BacaJogja – Universitas Paramadina bekerja sama dengan Institute for Development of Economics and Finance (INDEF) menggelar diskusi publik bertema “PPN 12%: Solusi atau Beban Baru?” pada Senin (2/12/2024). Diskusi ini menghadirkan pakar ekonomi dan akademisi untuk menganalisis dampak kenaikan Pajak Pertambahan Nilai (PPN) menjadi 12% yang akan diberlakukan mulai Januari 2025.
Ketua Program Studi Manajemen Universitas Paramadina, Adrian A. Wijanarko, MM, menggarisbawahi dampak kebijakan ini terhadap generasi muda, khususnya Gen Z dan milenial. Menurutnya, kenaikan PPN berpotensi memaksa kelompok ini untuk lebih menekan konsumsi dan memprioritaskan tabungan guna memenuhi kebutuhan pendidikan, properti, dan investasi.
Baca Juga: Festival Sastra Yogyakarta 2024: SIYAGA, Perayaan Sastra di Tengah Dinamika Perubahan
Generasi muda sudah menghadapi berbagai tantangan, seperti ketidakpastian ekonomi global dan persaingan kerja. Kenaikan PPN ini akan memengaruhi pola konsumsi dan strategi keuangan mereka ke depan,” ungkap Adrian.
Kondisi Fiskal Indonesia dalam Sorotan
Wijayanto Samirin, MPP, ekonom Universitas Paramadina, menyoroti bahwa kenaikan PPN mencerminkan tantangan fiskal yang dihadapi Indonesia. Penurunan penerimaan pajak nasional hingga Oktober 2024 sebesar 0,4%, rendahnya rasio pajak, serta meningkatnya utang negara menjadi sinyal serius bagi keberlanjutan fiskal.
“Kebijakan ini harus disertai reformasi menyeluruh, termasuk perbaikan tata kelola pajak dan pengurangan insentif pajak yang tidak efisien,” tegasnya.
Baca Juga: ISEO 2025: Energi Baru Ekonomi Syariah untuk Transisi dan Keberlanjutan Nasional
PDB dan Daya Beli Masyarakat Tertekan
Dr. M. Rizal Taufikurahman, Kepala Pusat Makroekonomi dan Keuangan INDEF, memaparkan potensi perlambatan pertumbuhan ekonomi akibat kenaikan PPN. Ia memperkirakan Produk Domestik Bruto (PDB) akan tergerus sebesar 0,17%, dipicu oleh penurunan konsumsi rumah tangga, ekspor, dan daya saing industri.

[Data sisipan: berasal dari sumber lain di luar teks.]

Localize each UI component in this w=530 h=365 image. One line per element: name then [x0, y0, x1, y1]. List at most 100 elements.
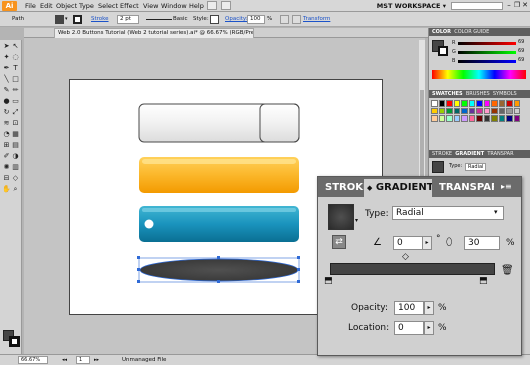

“Kenaikan PPN tak hanya menekan daya beli masyarakat, tetapi juga meningkatkan inflasi, yang pada akhirnya memperbesar beban ekonomi kelas menengah,” jelas Rizal.
Diskusi ini menggarisbawahi perlunya kebijakan yang lebih komprehensif untuk memastikan kenaikan PPN tidak menjadi beban berat bagi masyarakat dan ekonomi nasional. Reformasi tata kelola pajak, pengendalian inflasi, serta konsistensi kebijakan menjadi langkah yang diharapkan oleh para akademisi dan ekonom. []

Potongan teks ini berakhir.